Duas mulheres frequentam minha
casa. Dona Tristeza e Dona Alegria.
Dona Alegria entra sem bater, quase
invade o lugar, mexe em tudo, gosta de beber e ultimamente até de fumar. Fala
sem parar e numa altura de mamma italiana, ri desbragadamente e faz piada de
tudo. Seus olhos brilham e gosta de mostrar os dentes num sorriso sem fim. Tem
pudor nenhum de falar montes de palavrão, todos cabeludos, que vieram do tempo
que andou pelo Acre. Gosta de decotes e de se pintar no espelho. É uma mulher
exuberante, de seios fartos e sempre descabelada. Louca por água e sol. Muitas
vezes vem vestida de Euforia e aí ninguém segura essa mulher. Tem um apetite
insaciável e me ajuda a criar pratos fartos e a comer sem culpa. Muda de
assunto todo o tempo, emendando uma história na outra e encontra motivos para
se divertir até com a desgraça alheia. Não sem antes rir de suas próprias. Como
veio vai embora sem avisar, deixando a porta aberta e roupas jogadas pelo chão.

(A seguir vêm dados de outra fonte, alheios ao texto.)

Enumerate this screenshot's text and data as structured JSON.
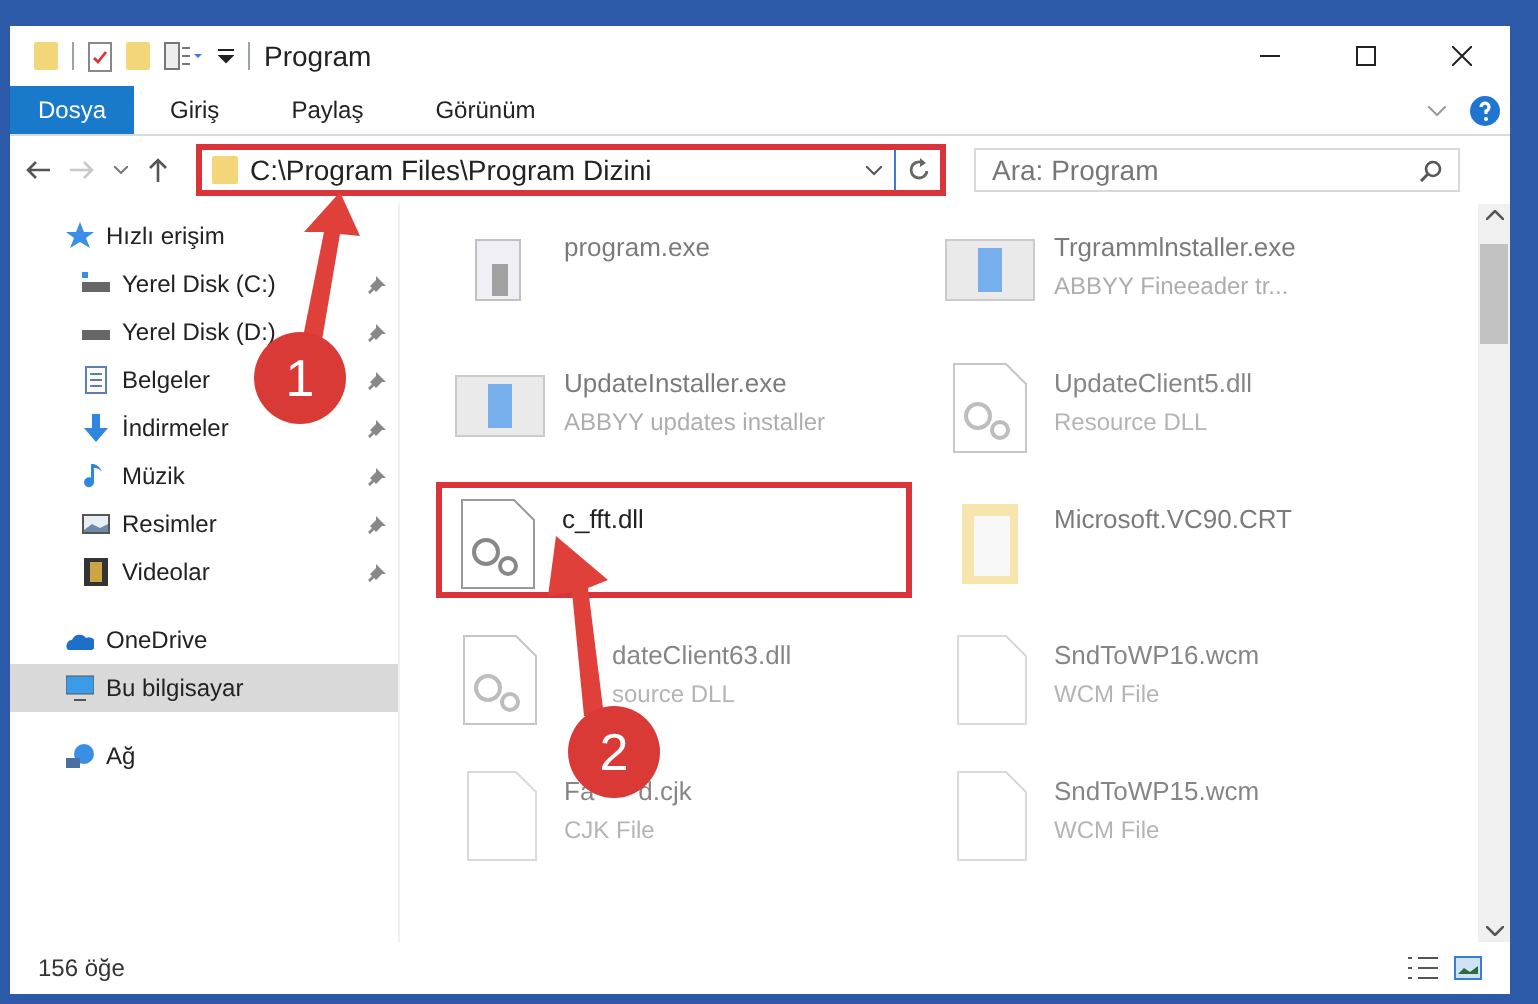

Dona Tristeza gosta de vir à noite
e parece ter o poder de passar por baixo da porta. Quando percebo já está
sentada na cadeira do quarto, à espreita. Velando pelo meu sono. Seus olhos
fundos não me perguntam nada. Seu nome é silêncio. Remói lembranças, procura
nas gavetas por fotos antigas e pequenos objetos, faz questão de me mostrar.
Fujo dela me escondendo no banheiro. Quando saio do banho ela me estende a
toalha. Muitas vezes tem um meio sorriso no rosto, como se me culpasse por ter
ficado em intimidades excessivas com Dona Alegria. Nem preciso
dizer que não se bicam. Quando vem vestida de Melancolia gosta de me convidar
pra uma taça de vinho, que sorvemos como um doce veneno. Depois fica com o
olhar perdido, imóvel, ou cobre o rosto com as duas mãos, perplexa. É uma figura
bonita, discreta, cabelos presos num coque e brincos de pérola. Magra, se
esquiva por todos os vãos e surpreende com aparições que me aguçam de súbito
o choro. Quando consegue isso passa seus dedos finos em meus cabelos e me
consola. Seu abraço provoca arrepios no meu corpo, dizem que ela tem uma prima
que...
Nunca vem juntas. Alegria adora um
sábado, gosta do dia e sua luz. Tristeza ama os domingos e a noite ganha intensidade.
Às vezes trocam horários e me confundem. A presença delas tem sido constante
nesse inverno que se alonga. Não consigo eleger uma como melhor amiga. Pode
parecer estranho, mas preciso das duas.